11. Free school meals for all children under 16

Evidence shows that cardiovascular diseases can originate in childhood, and it is important to start good dietary habits early. It is estimated that by 2020 one in five boys and one in three girls will be obese. A free school meal scheme has been successful for over 30 years in both Sweden and Finland, and ensures that pupils receive at least one nutritious meal everyday, regardless of their home circumstances. This would do much to reduce health inequalities in terms of childhood obesity.

12. Stop the use of transfats

It has been proven that transfats (industrially produced transfatty acids) can damage health.

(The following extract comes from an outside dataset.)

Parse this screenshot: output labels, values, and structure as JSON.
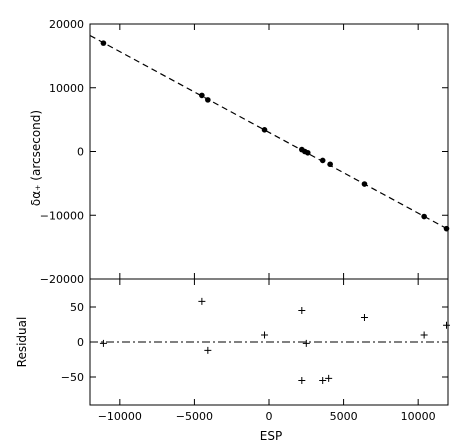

As with cigarettes there is no known safe level of consumption. Banning transfats from foods is a relatively easy way to help protect the public.

Professor Richard Parish, chief executive of the Royal Society for Public Health, said: “We are facing unprecedented challenges to public health ranging from climate change to a catastrophic diet and accidents to alcohol abuse. The time to act is now, not to wait until it is too late to do anything meaningful.

“Many of the actions needed require political will, rather than resources. This manifesto represents a start upon which the next government can build a healthier and more prosperous future.”

Both the government and the Conservatives said that public health was a priority, but declined to commit themselves to the policies.